When the previous Anaheim city council majority passed a resolution in August to create the CAC to study elections, the move was handily criticized. Opponents called it a delay tactic in the wake of an ACLU lawsuit alleging that Toontown was in violation of the California Voting Rights Act (CVRA). It was also seen as an isolating maneuver against Mayor Tom Tait, who wished to put the issue of creating six districts before the November 2012 ballot.
Hell, I even labeled it a “sham” as the way it was to be structured would ultimately give the council majority a numerical and ideological advantage. It was intended to be all those things (and more!) but now that it's all said and done, CAC turned out not to be that whack!
At the previous, pivotal meeting, the 10 voting members deadlocked on the question of maintaining the current at-large system or switching to single districts. Vic Real, an appointee of former councilman Harry Sidhu, surprisingly voted for recommending districts and any hopes of a 6-4 majority vote for at-large was dashed away.
It was apparent at the last meeting that some CAC commissioners were none too pleased and attempted eleventh hour damage control. Sandy Day, an appointee of “Latin American descent” by current councilwoman Kris Murray, tried her best to amend the draft report at almost every juncture. She attempted to insert a rejected district hybrid model into the list of recommendations, but it failed to carry.
Sandy “If I May” Day also tried to strike language about non-partisan non-profits being among those the City Clerk would lead and work with in terms of helping to identify local leaders. Most of her efforts were unsuccessful and the draft report was kept largely intact with only the most modest amending.
Beyond the recommendation to put districts before Anaheim voters, the CAC report also includes the suggestion to expand the council size to either six or eight seats, something former Mayor Curt Pringle had even tried to do back in the day, at least with six, to no avail.
Longtime watchdog Duane Roberts' proposal to change the start time of council meetings to 7 p.m. was met with a 6:30 p.m. compromise.

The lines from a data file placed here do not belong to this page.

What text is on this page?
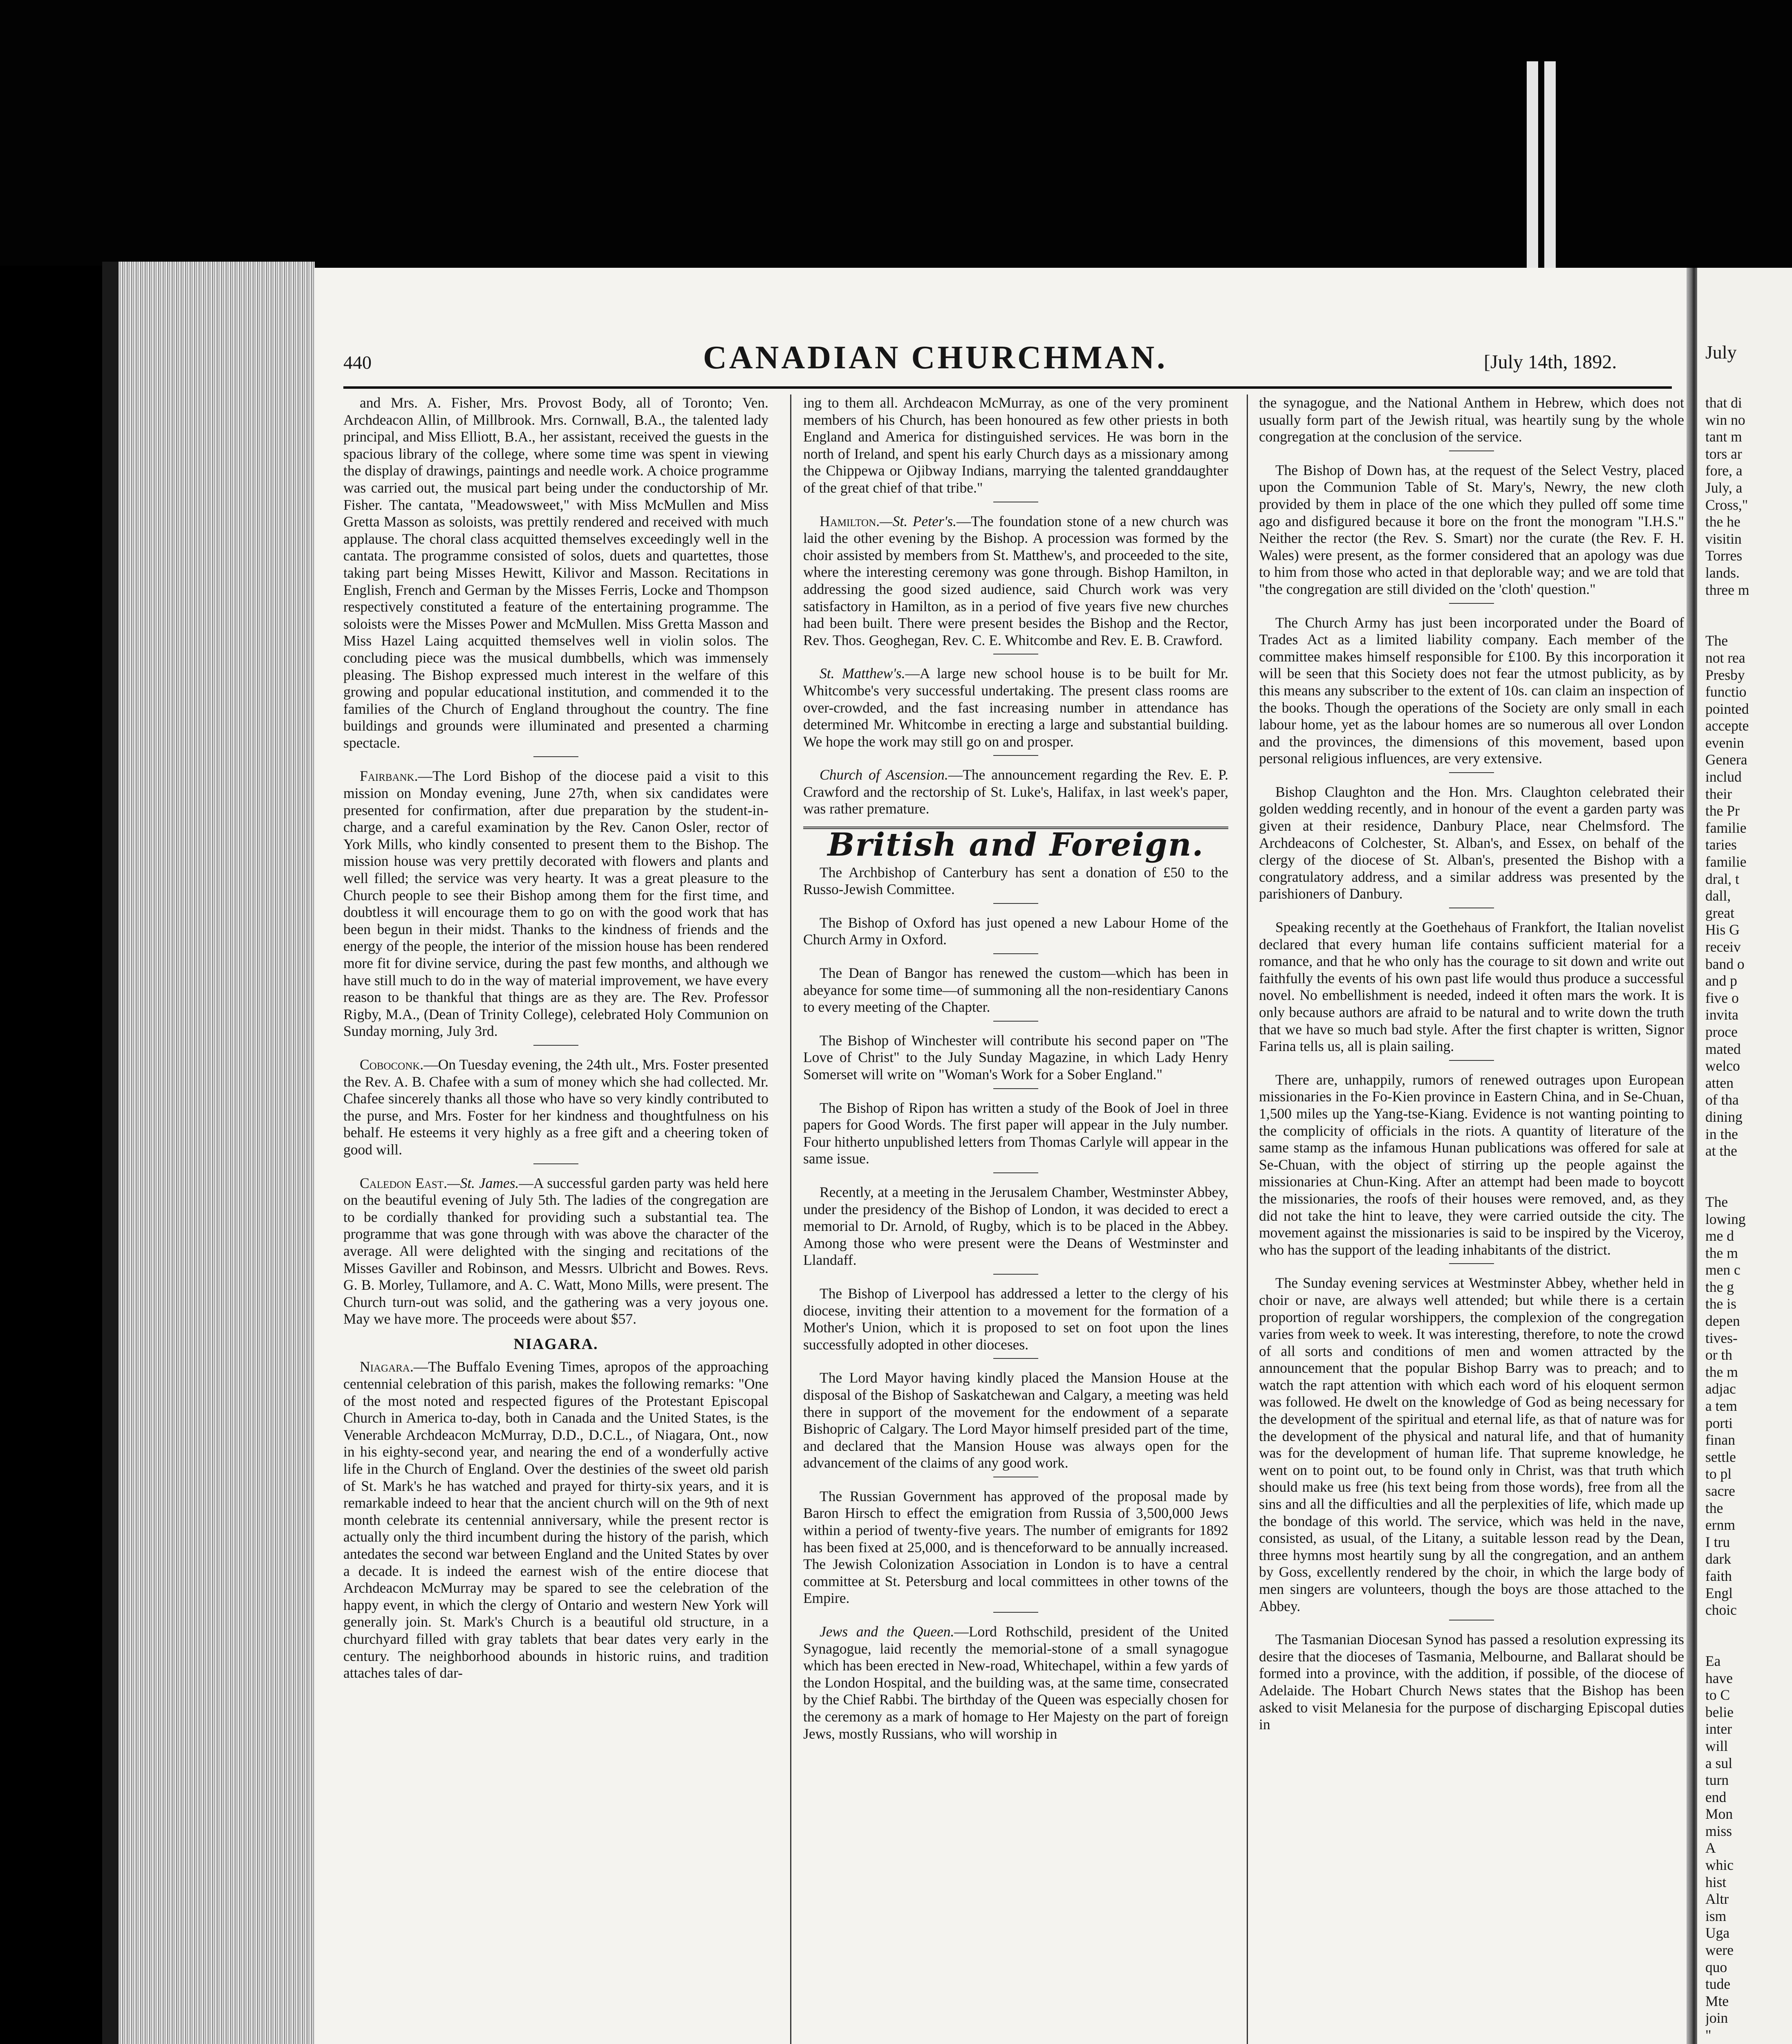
440	CANADIAN CHURCHMAN.	[July 14th, 1892.

and Mrs. A. Fisher, Mrs. Provost Body, all of Toronto; Ven. Archdeacon Allin, of Millbrook. Mrs. Cornwall, B.A., the talented lady principal, and Miss Elliott, B.A., her assistant, received the guests in the spacious library of the college, where some time was spent in viewing the display of drawings, paintings and needle work. A choice programme was carried out, the musical part being under the conductorship of Mr. Fisher. The cantata, "Meadowsweet," with Miss McMullen and Miss Gretta Masson as soloists, was prettily rendered and received with much applause. The choral class acquitted themselves exceedingly well in the cantata. The programme consisted of solos, duets and quartettes, those taking part being Misses Hewitt, Kilivor and Masson. Recitations in English, French and German by the Misses Ferris, Locke and Thompson respectively constituted a feature of the entertaining programme. The soloists were the Misses Power and McMullen. Miss Gretta Masson and Miss Hazel Laing acquitted themselves well in violin solos. The concluding piece was the musical dumbbells, which was immensely pleasing. The Bishop expressed much interest in the welfare of this growing and popular educational institution, and commended it to the families of the Church of England throughout the country. The fine buildings and grounds were illuminated and presented a charming spectacle.

Fairbank.—The Lord Bishop of the diocese paid a visit to this mission on Monday evening, June 27th, when six candidates were presented for confirmation, after due preparation by the student-in-charge, and a careful examination by the Rev. Canon Osler, rector of York Mills, who kindly consented to present them to the Bishop. The mission house was very prettily decorated with flowers and plants and well filled; the service was very hearty. It was a great pleasure to the Church people to see their Bishop among them for the first time, and doubtless it will encourage them to go on with the good work that has been begun in their midst. Thanks to the kindness of friends and the energy of the people, the interior of the mission house has been rendered more fit for divine service, during the past few months, and although we have still much to do in the way of material improvement, we have every reason to be thankful that things are as they are. The Rev. Professor Rigby, M.A., (Dean of Trinity College), celebrated Holy Communion on Sunday morning, July 3rd.

Coboconk.—On Tuesday evening, the 24th ult., Mrs. Foster presented the Rev. A. B. Chafee with a sum of money which she had collected. Mr. Chafee sincerely thanks all those who have so very kindly contributed to the purse, and Mrs. Foster for her kindness and thoughtfulness on his behalf. He esteems it very highly as a free gift and a cheering token of good will.

Caledon East.—St. James.—A successful garden party was held here on the beautiful evening of July 5th. The ladies of the congregation are to be cordially thanked for providing such a substantial tea. The programme that was gone through with was above the character of the average. All were delighted with the singing and recitations of the Misses Gaviller and Robinson, and Messrs. Ulbricht and Bowes. Revs. G. B. Morley, Tullamore, and A. C. Watt, Mono Mills, were present. The Church turn-out was solid, and the gathering was a very joyous one. May we have more. The proceeds were about $57.

NIAGARA.

Niagara.—The Buffalo Evening Times, apropos of the approaching centennial celebration of this parish, makes the following remarks: "One of the most noted and respected figures of the Protestant Episcopal Church in America to-day, both in Canada and the United States, is the Venerable Archdeacon McMurray, D.D., D.C.L., of Niagara, Ont., now in his eighty-second year, and nearing the end of a wonderfully active life in the Church of England. Over the destinies of the sweet old parish of St. Mark's he has watched and prayed for thirty-six years, and it is remarkable indeed to hear that the ancient church will on the 9th of next month celebrate its centennial anniversary, while the present rector is actually only the third incumbent during the history of the parish, which antedates the second war between England and the United States by over a decade. It is indeed the earnest wish of the entire diocese that Archdeacon McMurray may be spared to see the celebration of the happy event, in which the clergy of Ontario and western New York will generally join. St. Mark's Church is a beautiful old structure, in a churchyard filled with gray tablets that bear dates very early in the century. The neighborhood abounds in historic ruins, and tradition attaches tales of dar-

ing to them all. Archdeacon McMurray, as one of the very prominent members of his Church, has been honoured as few other priests in both England and America for distinguished services. He was born in the north of Ireland, and spent his early Church days as a missionary among the Chippewa or Ojibway Indians, marrying the talented granddaughter of the great chief of that tribe."

Hamilton.—St. Peter's.—The foundation stone of a new church was laid the other evening by the Bishop. A procession was formed by the choir assisted by members from St. Matthew's, and proceeded to the site, where the interesting ceremony was gone through. Bishop Hamilton, in addressing the good sized audience, said Church work was very satisfactory in Hamilton, as in a period of five years five new churches had been built. There were present besides the Bishop and the Rector, Rev. Thos. Geoghegan, Rev. C. E. Whitcombe and Rev. E. B. Crawford.

St. Matthew's.—A large new school house is to be built for Mr. Whitcombe's very successful undertaking. The present class rooms are over-crowded, and the fast increasing number in attendance has determined Mr. Whitcombe in erecting a large and substantial building. We hope the work may still go on and prosper.

Church of Ascension.—The announcement regarding the Rev. E. P. Crawford and the rectorship of St. Luke's, Halifax, in last week's paper, was rather premature.

British and Foreign.

The Archbishop of Canterbury has sent a donation of £50 to the Russo-Jewish Committee.

The Bishop of Oxford has just opened a new Labour Home of the Church Army in Oxford.

The Dean of Bangor has renewed the custom—which has been in abeyance for some time—of summoning all the non-residentiary Canons to every meeting of the Chapter.

The Bishop of Winchester will contribute his second paper on "The Love of Christ" to the July Sunday Magazine, in which Lady Henry Somerset will write on "Woman's Work for a Sober England."

The Bishop of Ripon has written a study of the Book of Joel in three papers for Good Words. The first paper will appear in the July number. Four hitherto unpublished letters from Thomas Carlyle will appear in the same issue.

Recently, at a meeting in the Jerusalem Chamber, Westminster Abbey, under the presidency of the Bishop of London, it was decided to erect a memorial to Dr. Arnold, of Rugby, which is to be placed in the Abbey. Among those who were present were the Deans of Westminster and Llandaff.

The Bishop of Liverpool has addressed a letter to the clergy of his diocese, inviting their attention to a movement for the formation of a Mother's Union, which it is proposed to set on foot upon the lines successfully adopted in other dioceses.

The Lord Mayor having kindly placed the Mansion House at the disposal of the Bishop of Saskatchewan and Calgary, a meeting was held there in support of the movement for the endowment of a separate Bishopric of Calgary. The Lord Mayor himself presided part of the time, and declared that the Mansion House was always open for the advancement of the claims of any good work.

The Russian Government has approved of the proposal made by Baron Hirsch to effect the emigration from Russia of 3,500,000 Jews within a period of twenty-five years. The number of emigrants for 1892 has been fixed at 25,000, and is thenceforward to be annually increased. The Jewish Colonization Association in London is to have a central committee at St. Petersburg and local committees in other towns of the Empire.

Jews and the Queen.—Lord Rothschild, president of the United Synagogue, laid recently the memorial-stone of a small synagogue which has been erected in New-road, Whitechapel, within a few yards of the London Hospital, and the building was, at the same time, consecrated by the Chief Rabbi. The birthday of the Queen was especially chosen for the ceremony as a mark of homage to Her Majesty on the part of foreign Jews, mostly Russians, who will worship in

the synagogue, and the National Anthem in Hebrew, which does not usually form part of the Jewish ritual, was heartily sung by the whole congregation at the conclusion of the service.

The Bishop of Down has, at the request of the Select Vestry, placed upon the Communion Table of St. Mary's, Newry, the new cloth provided by them in place of the one which they pulled off some time ago and disfigured because it bore on the front the monogram "I.H.S." Neither the rector (the Rev. S. Smart) nor the curate (the Rev. F. H. Wales) were present, as the former considered that an apology was due to him from those who acted in that deplorable way; and we are told that "the congregation are still divided on the 'cloth' question."

The Church Army has just been incorporated under the Board of Trades Act as a limited liability company. Each member of the committee makes himself responsible for £100. By this incorporation it will be seen that this Society does not fear the utmost publicity, as by this means any subscriber to the extent of 10s. can claim an inspection of the books. Though the operations of the Society are only small in each labour home, yet as the labour homes are so numerous all over London and the provinces, the dimensions of this movement, based upon personal religious influences, are very extensive.

Bishop Claughton and the Hon. Mrs. Claughton celebrated their golden wedding recently, and in honour of the event a garden party was given at their residence, Danbury Place, near Chelmsford. The Archdeacons of Colchester, St. Alban's, and Essex, on behalf of the clergy of the diocese of St. Alban's, presented the Bishop with a congratulatory address, and a similar address was presented by the parishioners of Danbury.

Speaking recently at the Goethehaus of Frankfort, the Italian novelist declared that every human life contains sufficient material for a romance, and that he who only has the courage to sit down and write out faithfully the events of his own past life would thus produce a successful novel. No embellishment is needed, indeed it often mars the work. It is only because authors are afraid to be natural and to write down the truth that we have so much bad style. After the first chapter is written, Signor Farina tells us, all is plain sailing.

There are, unhappily, rumors of renewed outrages upon European missionaries in the Fo-Kien province in Eastern China, and in Se-Chuan, 1,500 miles up the Yang-tse-Kiang. Evidence is not wanting pointing to the complicity of officials in the riots. A quantity of literature of the same stamp as the infamous Hunan publications was offered for sale at Se-Chuan, with the object of stirring up the people against the missionaries at Chun-King. After an attempt had been made to boycott the missionaries, the roofs of their houses were removed, and, as they did not take the hint to leave, they were carried outside the city. The movement against the missionaries is said to be inspired by the Viceroy, who has the support of the leading inhabitants of the district.

The Sunday evening services at Westminster Abbey, whether held in choir or nave, are always well attended; but while there is a certain proportion of regular worshippers, the complexion of the congregation varies from week to week. It was interesting, therefore, to note the crowd of all sorts and conditions of men and women attracted by the announcement that the popular Bishop Barry was to preach; and to watch the rapt attention with which each word of his eloquent sermon was followed. He dwelt on the knowledge of God as being necessary for the development of the spiritual and eternal life, as that of nature was for the development of the physical and natural life, and that of humanity was for the development of human life. That supreme knowledge, he went on to point out, to be found only in Christ, was that truth which should make us free (his text being from those words), free from all the sins and all the difficulties and all the perplexities of life, which made up the bondage of this world. The service, which was held in the nave, consisted, as usual, of the Litany, a suitable lesson read by the Dean, three hymns most heartily sung by all the congregation, and an anthem by Goss, excellently rendered by the choir, in which the large body of men singers are volunteers, though the boys are those attached to the Abbey.

The Tasmanian Diocesan Synod has passed a resolution expressing its desire that the dioceses of Tasmania, Melbourne, and Ballarat should be formed into a province, with the addition, if possible, of the diocese of Adelaide. The Hobart Church News states that the Bishop has been asked to visit Melanesia for the purpose of discharging Episcopal duties in

July
that di
win no
tant m
tors ar
fore, a
July, a
Cross,"
the he
visitin
Torres
lands.
three m

The
not rea
Presby
functio
pointed
accepte
evenin
Genera
includ
their
the Pr
familie
taries
familie
dral, t
dall,
great
His G
receiv
band o
and p
five o
invita
proce
mated
welco
atten
of tha
dining
in the
at the

The
lowing
me d
the m
men c
the g
the is
depen
tives-
or th
the m
adjac
a tem
porti
finan
settle
to pl
sacre
the
ernm
I tru
dark
faith
Engl
choic

Ea
have
to C
belie
inter
will
a sul
turn
end
Mon
miss
A
whic
hist
Altr
ism
Uga
were
quo
tude
Mte
join
"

I can't count the number of times working-class residents have left council chambers early (or not shown up to at all) because they had to go home and set dinner ready for their families.
The number of neighborhood council meetings was seen as in need of an increase to up to a maximum of 12 times per year in order to promote civic engagement. Removing barriers to voter registration is just another recommendation contained in the report that deepens the process of formal representative democracy.
Coming out of a polarizing summer of unrest, Anaheim's electorate produced an all-gabacho city council that shifted further to the Right than its predecessor. What would have been the fate of Tait's charter amendment on districts at the ballot box in November? In such a reactionary climate, chances are it would have failed.
Now the CAC has produced a document calling for the same thing Tait did, only months later. Will the current council supermajority, led by Murray, kill its own creation and disregard its various recommendations like a parsley leaf on a steak plate at a truck stop diner?
As always: time will tell, cabrónes!